Es una realidad irrefutable la de que un padre o una madre hace cualquier cosa por sus hijos, pero en el ámbito de la educación dicha actitud, lógica de los progenitores para con sus vástagos, pero hasta cierto punto, supera todos los límites imaginables.
Los docentes –cada uno en su tarea, ya sea como maestro o profesor, equipo directivo o inspector– hemos podido comprobar esto que decimos. Nos referimos a los casos disciplinarios en que los padres defienden lo indefendible ante sus hijos, a toda costa y sin pensar en el daño que en su formación como personas le hacen; o aquellos en que quieren intervenir en labores que no le corresponden y que por su perfil técnico solo atañen al profesional de la enseñanza. Sería deseable, pues, que los padres o tutores ofrecieran más su colaboración al centro educativo para hacer de este un lugar de tolerancia y de convivencia entre todos, en lugar de practicar esa absurda sobreprotección del “todo vale” y que todo es defendible y justificable.
Y frente a esa preocupación desmedida por defender lo indefendible nos encontramos el desinterés y, en muchos casos, la dejación de las obligaciones por parte de los padres. Una de ella es la referida a la primera reunión colectiva que el tutor suele convocar al principio de curso, con el fin de tener la primera toma de contacto con los responsables familiares. Pues bien, el número de padres en dichas reuniones apenas llega a un tercio del total, y la mayoría de los asistentes son los progenitores de aquellos chicos que se pueden considerar “buenos estudiantes” y que, lógicamente, se muestran siempre atentos a todo lo que tenga que ver con la formación de sus vástagos. Ese poder de convocatoria también se hace extensivo a las votaciones para la renovación de los miembros de los Consejos Escolares por el sector de padres, en las que apenas se recogen unas decenas de papeletas; o en el interés que el referido colectivo muestra por participar en las asociaciones de padres y madres de alumnos. Reflejo, en mayor o menor medida, de esa falta de implicación de los adultos, se observa también en las actitudes diarias de aquellos muchachos que van a clase sin materiales, que no cuidan las instalaciones del centro, o que son maleducados por costumbre. Son sus padres quienes han de corregir tales comportamientos; sin embargo, en más ocasiones de las que sería deseable, no solo no intentan modificarlas, sino que las justifican o refuerzan, dificultando y obstaculizando la labor de los profesores o, incluso, discutiendo la evidencia. Niegan, por ejemplo, que el alumno falte a clase, aun a pesar de demostrarles fehacientemente las ausencias. Niegan los destrozos ocasionados o acciones cometidas cuando son requeridos para comunicarles los hechos constatados en los que se ha visto involucrado su hijo –verbigracia, la ralladura del coche de un profesor, la rotura intencionada de los azulejos de los pasillos, la descarga de un extintor, la agresión a un compañero, etc.–.

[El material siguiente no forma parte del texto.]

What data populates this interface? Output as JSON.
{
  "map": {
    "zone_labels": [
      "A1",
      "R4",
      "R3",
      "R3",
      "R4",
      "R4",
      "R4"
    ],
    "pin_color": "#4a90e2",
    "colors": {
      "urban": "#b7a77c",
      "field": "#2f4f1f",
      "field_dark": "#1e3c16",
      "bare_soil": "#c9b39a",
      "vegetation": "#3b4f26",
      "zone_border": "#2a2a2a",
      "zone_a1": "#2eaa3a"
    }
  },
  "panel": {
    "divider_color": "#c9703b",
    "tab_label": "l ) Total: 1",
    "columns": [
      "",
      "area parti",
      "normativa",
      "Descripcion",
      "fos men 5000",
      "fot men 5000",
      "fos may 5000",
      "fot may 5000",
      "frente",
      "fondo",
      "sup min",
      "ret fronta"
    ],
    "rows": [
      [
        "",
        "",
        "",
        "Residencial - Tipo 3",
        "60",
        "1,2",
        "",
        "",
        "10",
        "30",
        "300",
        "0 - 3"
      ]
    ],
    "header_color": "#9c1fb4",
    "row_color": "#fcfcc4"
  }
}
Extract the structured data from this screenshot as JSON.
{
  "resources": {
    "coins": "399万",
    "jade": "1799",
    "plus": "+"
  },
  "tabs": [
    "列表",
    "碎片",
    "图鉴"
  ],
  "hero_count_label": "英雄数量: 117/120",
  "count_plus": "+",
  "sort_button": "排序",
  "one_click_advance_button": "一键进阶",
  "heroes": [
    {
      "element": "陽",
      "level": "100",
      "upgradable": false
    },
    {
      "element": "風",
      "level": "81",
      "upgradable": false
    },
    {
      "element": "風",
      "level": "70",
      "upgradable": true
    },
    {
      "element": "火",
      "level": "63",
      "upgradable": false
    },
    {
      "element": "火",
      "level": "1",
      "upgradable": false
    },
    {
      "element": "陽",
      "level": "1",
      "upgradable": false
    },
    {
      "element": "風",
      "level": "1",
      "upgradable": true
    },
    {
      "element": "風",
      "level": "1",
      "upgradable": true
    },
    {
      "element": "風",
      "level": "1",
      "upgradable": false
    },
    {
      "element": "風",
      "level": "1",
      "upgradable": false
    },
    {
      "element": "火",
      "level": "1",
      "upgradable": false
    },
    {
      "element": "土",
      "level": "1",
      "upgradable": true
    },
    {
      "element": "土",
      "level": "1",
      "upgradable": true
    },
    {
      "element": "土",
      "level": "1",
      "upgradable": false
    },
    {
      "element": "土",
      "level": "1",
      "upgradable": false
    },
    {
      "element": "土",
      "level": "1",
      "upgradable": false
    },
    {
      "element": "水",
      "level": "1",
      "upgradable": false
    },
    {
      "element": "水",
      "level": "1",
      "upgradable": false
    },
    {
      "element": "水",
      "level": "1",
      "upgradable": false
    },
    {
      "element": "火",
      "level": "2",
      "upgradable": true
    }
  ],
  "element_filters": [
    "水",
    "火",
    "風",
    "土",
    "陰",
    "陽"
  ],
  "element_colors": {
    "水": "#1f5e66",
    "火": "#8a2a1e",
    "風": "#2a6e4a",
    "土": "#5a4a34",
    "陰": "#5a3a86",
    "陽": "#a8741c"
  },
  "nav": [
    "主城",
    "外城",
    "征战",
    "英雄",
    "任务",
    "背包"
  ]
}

Niegan, en definitiva, cualquier conducta inapropiada de sus hijos, sin pensar que una actitud diferente conllevaría dos consecuencias positivas importantes: la primera, que sería el primer paso para contribuir a la educación y la formación de unos adolescentes en todas las dimensiones de la persona, con el fin de educarlo como ciudadano; y la segunda, que sería la mejor forma de ayudar también a mantener intacta la autoridad de la institución docente, en un sentido general, y la autoridad del profesorado, en particular, aspecto este tan importante en la labor educativa y que se encuadra dentro de otro de los principios del sistema educativo español, que la normativa actual define así: “La consideración de la función docente como factor esencial de la calidad de la educación, el reconocimiento social del profesorado y el apoyo a su tarea”. Pero dejemos de lado toda esta perorata de reflexiones harto conocidas y terminemos estas líneas refiriendo una última anécdota que ratifica el buen título que damos a este artículo. Esta tiene lugar el día en que, ya al final de curso, levanto el teléfono del despacho para atender una llamada de una madre que se lamenta de que su hijo, quien se encuentra matriculado en uno de los cursos de la educación secundaria obligatoria de uno de los institutos que superviso, ha suspendido, al menos, media docena de asignaturas y se pone en contacto conmigo con la esperanza de que desde la autoridad que me confiere mi puesto le permita promocionar de curso. Tras un rato de charla con la señora, en la que le intento explicar la imposibilidad de su petición y en la que pruebo a convencerla de que, tal vez, fuera mejor que su querido retoño repitiera curso para así asimilar mejor los contenidos que ha de alcanzar para ser un hombre de provecho y bla, bla, bla; y en la que le dije serio y tajante que aunque presente escrito o reclamación sobre el asunto no va a prosperar, me suelta esa famosa frase que dicen todas las madres: “es que una madre tiene que hacer lo que sea por su hijo”. He ahí el resumen de la labor educativa que los padres y madres están dispuestos a hacer por sus hijos.